Mining Knowledge Graphs from Text
WSDM 2018 Tutorial (schedule)
February 5, 2018, 1:30PM - 5:00PM
Location: Ballroom Terrace (The Ritz-Carlton, Marina del Rey)
Jay Pujara, Sameer Singh
Knowledge graphs have become an increasingly crucial component in machine intelligence systems, powering ubiquitous digital assistants and inspiring several large scale academic projects across the globe. Our tutorial explains why knowledge graphs are important, how knowledge graphs are constructed, and where new research opportunities exist for improving the state-of-the-art. In this tutorial, we cover the many sophisticated approaches that complete and correct knowledge graphs.
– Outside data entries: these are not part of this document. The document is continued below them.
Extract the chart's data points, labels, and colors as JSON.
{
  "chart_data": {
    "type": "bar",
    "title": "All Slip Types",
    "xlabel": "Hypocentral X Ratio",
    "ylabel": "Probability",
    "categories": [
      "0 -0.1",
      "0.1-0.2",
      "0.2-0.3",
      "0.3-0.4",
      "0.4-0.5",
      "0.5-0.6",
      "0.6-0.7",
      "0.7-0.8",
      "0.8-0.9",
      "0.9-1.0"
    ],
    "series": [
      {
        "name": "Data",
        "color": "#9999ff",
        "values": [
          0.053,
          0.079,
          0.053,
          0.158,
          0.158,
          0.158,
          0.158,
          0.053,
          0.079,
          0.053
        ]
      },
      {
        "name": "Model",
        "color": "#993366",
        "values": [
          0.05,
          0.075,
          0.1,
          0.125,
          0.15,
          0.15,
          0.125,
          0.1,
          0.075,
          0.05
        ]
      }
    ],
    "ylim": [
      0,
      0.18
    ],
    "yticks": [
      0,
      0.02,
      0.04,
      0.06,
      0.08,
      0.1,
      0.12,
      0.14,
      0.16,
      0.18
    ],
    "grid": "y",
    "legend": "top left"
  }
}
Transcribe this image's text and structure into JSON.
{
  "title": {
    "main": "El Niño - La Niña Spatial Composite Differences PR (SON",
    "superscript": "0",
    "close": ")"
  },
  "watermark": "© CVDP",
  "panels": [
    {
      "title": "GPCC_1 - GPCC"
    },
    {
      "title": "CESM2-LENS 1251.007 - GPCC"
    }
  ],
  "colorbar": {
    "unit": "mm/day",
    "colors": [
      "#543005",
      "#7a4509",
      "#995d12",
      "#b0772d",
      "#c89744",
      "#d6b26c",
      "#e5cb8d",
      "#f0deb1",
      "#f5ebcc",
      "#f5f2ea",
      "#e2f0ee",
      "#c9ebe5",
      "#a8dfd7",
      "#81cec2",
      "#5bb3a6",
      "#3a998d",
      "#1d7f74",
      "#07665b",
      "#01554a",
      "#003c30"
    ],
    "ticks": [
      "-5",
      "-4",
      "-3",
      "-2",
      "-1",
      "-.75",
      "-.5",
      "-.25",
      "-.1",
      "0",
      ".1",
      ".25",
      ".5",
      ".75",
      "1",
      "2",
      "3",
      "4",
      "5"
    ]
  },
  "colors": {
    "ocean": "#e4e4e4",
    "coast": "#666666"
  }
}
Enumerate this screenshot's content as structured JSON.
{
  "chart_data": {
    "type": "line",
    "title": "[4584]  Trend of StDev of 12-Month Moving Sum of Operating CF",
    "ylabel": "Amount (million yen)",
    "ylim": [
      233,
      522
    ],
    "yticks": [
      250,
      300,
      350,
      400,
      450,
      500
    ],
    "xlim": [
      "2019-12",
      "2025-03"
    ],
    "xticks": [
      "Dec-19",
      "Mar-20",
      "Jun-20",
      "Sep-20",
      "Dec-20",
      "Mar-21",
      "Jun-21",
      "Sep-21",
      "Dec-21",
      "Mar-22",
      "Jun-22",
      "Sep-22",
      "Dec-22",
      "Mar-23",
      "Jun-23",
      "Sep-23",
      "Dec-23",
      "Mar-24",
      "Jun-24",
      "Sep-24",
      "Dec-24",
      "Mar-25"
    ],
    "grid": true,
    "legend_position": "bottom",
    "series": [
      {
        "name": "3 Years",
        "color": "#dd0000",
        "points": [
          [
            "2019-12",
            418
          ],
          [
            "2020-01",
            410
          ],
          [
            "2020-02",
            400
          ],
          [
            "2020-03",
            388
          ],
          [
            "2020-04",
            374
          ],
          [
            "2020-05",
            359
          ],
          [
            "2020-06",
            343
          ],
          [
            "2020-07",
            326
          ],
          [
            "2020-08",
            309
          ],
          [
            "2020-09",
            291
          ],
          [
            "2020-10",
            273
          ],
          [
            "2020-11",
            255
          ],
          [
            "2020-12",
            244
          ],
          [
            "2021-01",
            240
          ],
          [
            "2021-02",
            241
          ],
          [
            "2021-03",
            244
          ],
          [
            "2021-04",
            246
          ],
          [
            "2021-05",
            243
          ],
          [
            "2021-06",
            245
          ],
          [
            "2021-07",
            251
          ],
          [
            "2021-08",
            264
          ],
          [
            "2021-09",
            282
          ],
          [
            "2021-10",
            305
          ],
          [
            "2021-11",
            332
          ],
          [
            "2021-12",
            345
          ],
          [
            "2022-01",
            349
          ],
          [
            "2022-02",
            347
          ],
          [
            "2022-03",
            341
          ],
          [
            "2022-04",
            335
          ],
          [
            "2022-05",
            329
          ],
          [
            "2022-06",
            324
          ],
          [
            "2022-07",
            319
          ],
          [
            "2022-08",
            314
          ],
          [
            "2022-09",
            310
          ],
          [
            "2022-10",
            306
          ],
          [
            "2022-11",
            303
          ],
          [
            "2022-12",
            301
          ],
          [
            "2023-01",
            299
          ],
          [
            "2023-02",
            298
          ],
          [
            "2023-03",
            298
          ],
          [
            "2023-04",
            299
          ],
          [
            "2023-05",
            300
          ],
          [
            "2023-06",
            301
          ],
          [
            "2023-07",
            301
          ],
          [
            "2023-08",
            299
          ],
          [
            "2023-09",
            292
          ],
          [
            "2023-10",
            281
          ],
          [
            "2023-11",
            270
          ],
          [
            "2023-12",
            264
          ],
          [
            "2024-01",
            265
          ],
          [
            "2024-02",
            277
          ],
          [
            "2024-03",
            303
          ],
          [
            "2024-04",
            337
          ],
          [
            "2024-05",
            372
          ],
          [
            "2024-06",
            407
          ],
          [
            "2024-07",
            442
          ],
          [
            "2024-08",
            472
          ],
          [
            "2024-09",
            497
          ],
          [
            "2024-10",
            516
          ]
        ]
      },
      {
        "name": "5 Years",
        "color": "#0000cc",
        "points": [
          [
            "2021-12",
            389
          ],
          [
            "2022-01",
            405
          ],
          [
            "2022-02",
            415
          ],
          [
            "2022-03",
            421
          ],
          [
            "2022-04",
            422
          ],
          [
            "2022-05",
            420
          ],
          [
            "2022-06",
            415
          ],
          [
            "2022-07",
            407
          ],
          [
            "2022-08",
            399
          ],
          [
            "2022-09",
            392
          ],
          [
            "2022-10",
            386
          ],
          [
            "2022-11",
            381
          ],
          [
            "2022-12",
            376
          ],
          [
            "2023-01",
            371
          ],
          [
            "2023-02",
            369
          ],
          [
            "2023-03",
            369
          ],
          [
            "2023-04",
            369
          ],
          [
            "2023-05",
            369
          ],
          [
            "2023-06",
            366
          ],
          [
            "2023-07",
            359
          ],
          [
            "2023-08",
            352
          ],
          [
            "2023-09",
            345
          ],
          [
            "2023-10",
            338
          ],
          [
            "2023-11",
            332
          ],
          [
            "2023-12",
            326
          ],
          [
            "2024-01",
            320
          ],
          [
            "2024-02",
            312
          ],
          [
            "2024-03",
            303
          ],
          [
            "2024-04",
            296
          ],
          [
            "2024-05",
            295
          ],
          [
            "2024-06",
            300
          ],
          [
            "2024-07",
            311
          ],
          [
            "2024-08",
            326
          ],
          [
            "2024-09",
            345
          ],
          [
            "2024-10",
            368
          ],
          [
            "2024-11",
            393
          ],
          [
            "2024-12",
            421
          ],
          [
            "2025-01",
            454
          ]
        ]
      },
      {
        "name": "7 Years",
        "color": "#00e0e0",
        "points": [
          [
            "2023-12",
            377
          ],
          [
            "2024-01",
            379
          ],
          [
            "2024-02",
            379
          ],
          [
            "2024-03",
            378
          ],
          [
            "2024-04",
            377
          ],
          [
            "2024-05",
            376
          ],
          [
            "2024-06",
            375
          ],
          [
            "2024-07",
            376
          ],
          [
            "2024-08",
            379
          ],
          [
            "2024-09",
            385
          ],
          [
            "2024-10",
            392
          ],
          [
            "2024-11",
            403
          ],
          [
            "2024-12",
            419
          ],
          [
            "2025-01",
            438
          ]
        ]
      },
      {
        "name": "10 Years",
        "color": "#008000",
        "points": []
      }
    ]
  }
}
We organize this exploration into two main classes of models. The first include probabilistic logical frameworks that use graphical models, random walks, or statistical rule mining to construct knowledge graphs. The second class of models includes latent space models such as matrix and tensor factorization and neural networks. We conclude the tutorial with a critical comparison of techniques and results. We will offer practical advice for novices to identify common empirical challenges and concrete data sets for initial experimentation. Finally, we will highlight promising areas of current and future work.
Our goal is to present an accessible and structured overview of the existing approaches to extracting candidate facts from text and incorporating these into a well-formed knowledge graph. Our approach includes identifying the common themes and challenges in the area, and comparing and contrasting the existing approaches on the basis of these aspects. We believe such a unifying framework will provide the necessary tools and perspectives to enable the newcomers to the field to explore, evaluate, and develop novel techniques for automated knowledge graph construction.
Outline (with draft slides)
Part 1: Knowledge Graph Primer [ Slides ]
- What is a Knowledge Graph?
- Why are Knowledge Graphs Important?
- Where do Knowledge Graphs come from?
- Knowledge Representation Choices
- Problem Overview
Part 2: Knowledge Extraction Primer [ Slides ]
- NLP Fundamentals (tagging, parsing, named entity recognition and entity resolution)
- Learning knowledge extractors
- Scoring extracted knowledge
- Categories of IE techniques
- Compositional models: Knowledge fusion
Part 3: Knowledge Graph Construction
- Graph construction overview
- Probabilistic Models [ Slides ]
- Motivation
- Graphical models
- Random walk approaches
Coffee Break
- Embedding Techniques [ Slides ]
- Relation extraction techniques
- Matrix factorization
- Embedding entity pairs
- Graph completion techniques
- Tensor factorization
- Entity and relation embeddings
- Compositional models
- Relation extraction techniques
Part 4: Critical Overview and Conclusion [ Slides ]
- Summary
- Success stories
- Datasets, tasks, softwares
- Exciting active research
- Future research directions